El bienestar físico y mental no es algo que debamos empezar a considerar en la vejez. Al contrario, las decisiones que tomamos en la juventud y en la mediana edad pueden tener un efecto acumulativo profundo sobre nuestra salud a largo plazo. Diversos estudios recientes han señalado cómo hábitos como el consumo excesivo de alcohol, el tabaquismo y la falta de actividad física están directamente relacionados con una menor calidad de vida en etapas posteriores.
Uno de los hallazgos más importantes derivados de estudios sobre el estilo de vida y la salud es que a partir de los 36 años se perciben con más claridad los efectos adversos de las costumbres poco saludables. Durante esa etapa de la vida, el riesgo de sufrir enfermedades no transmisibles aumenta notablemente, las cuales constituyen cerca del 74 % de las muertes a nivel mundial.
Las denominadas «conductas peligrosas» son acciones o decisiones que impactan negativamente nuestra salud. Entre las más habituales se encuentran el tabaquismo, el consumo excesivo de alcohol (más de ocho tragos a la semana para mujeres y quince para hombres), y un estilo de vida inactivo. Estos hábitos, si se mantienen de forma persistente desde edades tempranas, no solo afectan al organismo, sino también a la mente, pudiendo generar signos de depresión, ansiedad y otros trastornos emocionales.
Un estudio a largo plazo llevado a cabo con individuos nacidos en 1959, todos de la misma comunidad, destacó cómo estos hábitos pueden influir con el tiempo. El estudio se ejecutó en momentos clave de la vida: a los 27, 36, 42, 50 y 61 años. De los participantes iniciales, más de 200 personas finalizaron el seguimiento. Aquellos que mantenían un patrón constante de comportamientos dañinos, como el consumo frecuente de tabaco y alcohol además de una actividad física escasa o inexistente, mostraron mayores niveles de enfermedades crónicas y un deterioro en su salud mental al alcanzar la vejez.

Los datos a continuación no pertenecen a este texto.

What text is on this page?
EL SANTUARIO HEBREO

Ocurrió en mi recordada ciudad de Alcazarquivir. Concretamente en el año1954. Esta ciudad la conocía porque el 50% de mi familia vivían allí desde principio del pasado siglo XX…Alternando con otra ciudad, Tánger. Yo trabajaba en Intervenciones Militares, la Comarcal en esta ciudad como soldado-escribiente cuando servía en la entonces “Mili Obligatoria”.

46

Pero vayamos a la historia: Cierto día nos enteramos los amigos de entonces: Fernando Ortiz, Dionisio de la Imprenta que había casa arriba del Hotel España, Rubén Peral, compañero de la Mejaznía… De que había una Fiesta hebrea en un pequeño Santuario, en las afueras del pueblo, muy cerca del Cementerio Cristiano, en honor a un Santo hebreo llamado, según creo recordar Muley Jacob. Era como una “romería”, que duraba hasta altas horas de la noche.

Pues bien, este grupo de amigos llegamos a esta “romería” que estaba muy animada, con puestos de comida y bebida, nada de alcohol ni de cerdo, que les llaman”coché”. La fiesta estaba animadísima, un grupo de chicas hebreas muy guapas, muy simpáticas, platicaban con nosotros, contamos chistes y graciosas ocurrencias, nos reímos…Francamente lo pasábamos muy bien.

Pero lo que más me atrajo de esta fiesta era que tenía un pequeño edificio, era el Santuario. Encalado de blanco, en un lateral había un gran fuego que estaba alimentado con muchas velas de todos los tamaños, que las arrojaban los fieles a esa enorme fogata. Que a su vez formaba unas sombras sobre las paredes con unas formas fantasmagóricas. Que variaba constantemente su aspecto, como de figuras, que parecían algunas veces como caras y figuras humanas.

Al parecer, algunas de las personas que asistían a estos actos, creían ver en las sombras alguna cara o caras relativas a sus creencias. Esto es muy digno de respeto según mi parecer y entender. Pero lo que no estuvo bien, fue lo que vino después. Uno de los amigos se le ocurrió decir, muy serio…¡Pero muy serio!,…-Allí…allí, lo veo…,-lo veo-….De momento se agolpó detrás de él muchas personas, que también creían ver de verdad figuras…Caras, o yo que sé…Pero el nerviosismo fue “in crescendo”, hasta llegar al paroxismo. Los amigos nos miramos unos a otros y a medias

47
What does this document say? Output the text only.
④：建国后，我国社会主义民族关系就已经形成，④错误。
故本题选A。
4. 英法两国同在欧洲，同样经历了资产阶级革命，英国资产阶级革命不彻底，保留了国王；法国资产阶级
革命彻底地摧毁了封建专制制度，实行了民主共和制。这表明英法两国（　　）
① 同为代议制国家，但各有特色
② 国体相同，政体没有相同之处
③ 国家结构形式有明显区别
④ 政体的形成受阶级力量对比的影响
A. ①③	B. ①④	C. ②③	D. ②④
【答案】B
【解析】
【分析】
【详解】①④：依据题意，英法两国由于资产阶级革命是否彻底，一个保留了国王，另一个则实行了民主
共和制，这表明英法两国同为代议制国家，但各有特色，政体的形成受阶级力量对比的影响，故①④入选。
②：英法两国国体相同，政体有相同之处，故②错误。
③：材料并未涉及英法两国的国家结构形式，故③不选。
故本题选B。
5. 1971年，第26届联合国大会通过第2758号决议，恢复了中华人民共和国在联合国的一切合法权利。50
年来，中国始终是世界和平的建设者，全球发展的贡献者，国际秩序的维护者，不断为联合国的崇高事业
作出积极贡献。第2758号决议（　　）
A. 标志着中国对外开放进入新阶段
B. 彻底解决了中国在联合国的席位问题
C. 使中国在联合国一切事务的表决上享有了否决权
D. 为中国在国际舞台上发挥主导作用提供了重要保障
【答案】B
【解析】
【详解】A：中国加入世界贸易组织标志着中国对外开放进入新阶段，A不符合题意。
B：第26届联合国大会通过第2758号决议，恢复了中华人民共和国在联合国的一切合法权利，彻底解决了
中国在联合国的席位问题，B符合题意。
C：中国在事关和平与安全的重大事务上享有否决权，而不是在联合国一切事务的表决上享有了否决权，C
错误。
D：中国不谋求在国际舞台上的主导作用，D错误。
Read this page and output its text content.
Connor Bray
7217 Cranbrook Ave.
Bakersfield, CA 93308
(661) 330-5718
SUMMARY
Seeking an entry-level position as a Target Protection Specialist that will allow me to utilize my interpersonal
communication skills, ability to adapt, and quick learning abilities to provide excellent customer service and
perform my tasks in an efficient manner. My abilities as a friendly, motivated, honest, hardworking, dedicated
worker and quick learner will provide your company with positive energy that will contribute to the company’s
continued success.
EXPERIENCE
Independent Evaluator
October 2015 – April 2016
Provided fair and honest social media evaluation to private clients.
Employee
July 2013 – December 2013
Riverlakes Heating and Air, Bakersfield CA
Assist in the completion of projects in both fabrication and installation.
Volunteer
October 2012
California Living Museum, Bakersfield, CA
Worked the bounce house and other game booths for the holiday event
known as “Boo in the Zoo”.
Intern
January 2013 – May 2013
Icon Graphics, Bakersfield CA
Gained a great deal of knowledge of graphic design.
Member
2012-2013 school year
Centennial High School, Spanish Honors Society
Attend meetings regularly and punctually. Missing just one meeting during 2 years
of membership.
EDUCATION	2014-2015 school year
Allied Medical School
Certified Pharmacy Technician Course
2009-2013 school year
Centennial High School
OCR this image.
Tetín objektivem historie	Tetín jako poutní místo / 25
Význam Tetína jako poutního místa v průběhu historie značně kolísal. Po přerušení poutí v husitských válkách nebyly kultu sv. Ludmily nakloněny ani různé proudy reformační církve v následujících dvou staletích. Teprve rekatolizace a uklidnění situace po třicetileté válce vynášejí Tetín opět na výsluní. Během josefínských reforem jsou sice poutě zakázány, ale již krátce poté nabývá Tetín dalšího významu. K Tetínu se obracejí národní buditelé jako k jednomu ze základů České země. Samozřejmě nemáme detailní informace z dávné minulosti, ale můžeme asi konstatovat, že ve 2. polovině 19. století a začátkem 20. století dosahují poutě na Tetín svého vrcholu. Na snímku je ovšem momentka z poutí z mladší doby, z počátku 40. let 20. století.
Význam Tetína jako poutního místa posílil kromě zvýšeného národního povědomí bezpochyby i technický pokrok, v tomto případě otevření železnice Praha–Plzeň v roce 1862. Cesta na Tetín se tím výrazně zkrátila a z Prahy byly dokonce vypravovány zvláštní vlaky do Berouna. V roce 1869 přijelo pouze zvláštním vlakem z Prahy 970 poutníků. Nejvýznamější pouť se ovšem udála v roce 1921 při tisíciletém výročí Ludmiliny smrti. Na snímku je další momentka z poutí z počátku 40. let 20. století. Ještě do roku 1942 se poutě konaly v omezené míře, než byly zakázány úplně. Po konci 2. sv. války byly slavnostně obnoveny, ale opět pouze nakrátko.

Los investigadores concluyeron que las decisiones tomadas en la juventud tienen un efecto directo en el proceso de envejecimiento. Este impacto se refleja no solo en el cuerpo, con la aparición de enfermedades como diabetes, hipertensión, enfermedades cardiovasculares y respiratorias, sino también en el estado emocional y psicológico, lo que puede derivar en depresión o sentimientos de soledad crónica.
Ante esta situación, la prevención se consolida como un recurso vital. Fomentar iniciativas de sensibilización desde la niñez, centradas en la adopción de prácticas saludables, es fundamental para alcanzar una sociedad más saludable. Estas acciones no solo tienen el potencial de elevar la calidad de vida personal, sino también disminuir la presión sobre los sistemas de salud pública.
Adoptar una rutina que incluya actividad física regular, una dieta balanceada, la reducción o eliminación del consumo de sustancias nocivas y el cuidado del bienestar emocional puede marcar la diferencia en la forma en que una persona envejece. No se trata de cambios radicales de un día para otro, sino de incorporar acciones cotidianas que, con el tiempo, generan un gran impacto.
En definitiva, el mensaje es claro: cuidar la salud no debe ser una prioridad aplazada. Las decisiones del presente se convierten en los cimientos del bienestar futuro. La clave está en actuar con conciencia, compromiso y responsabilidad desde ahora.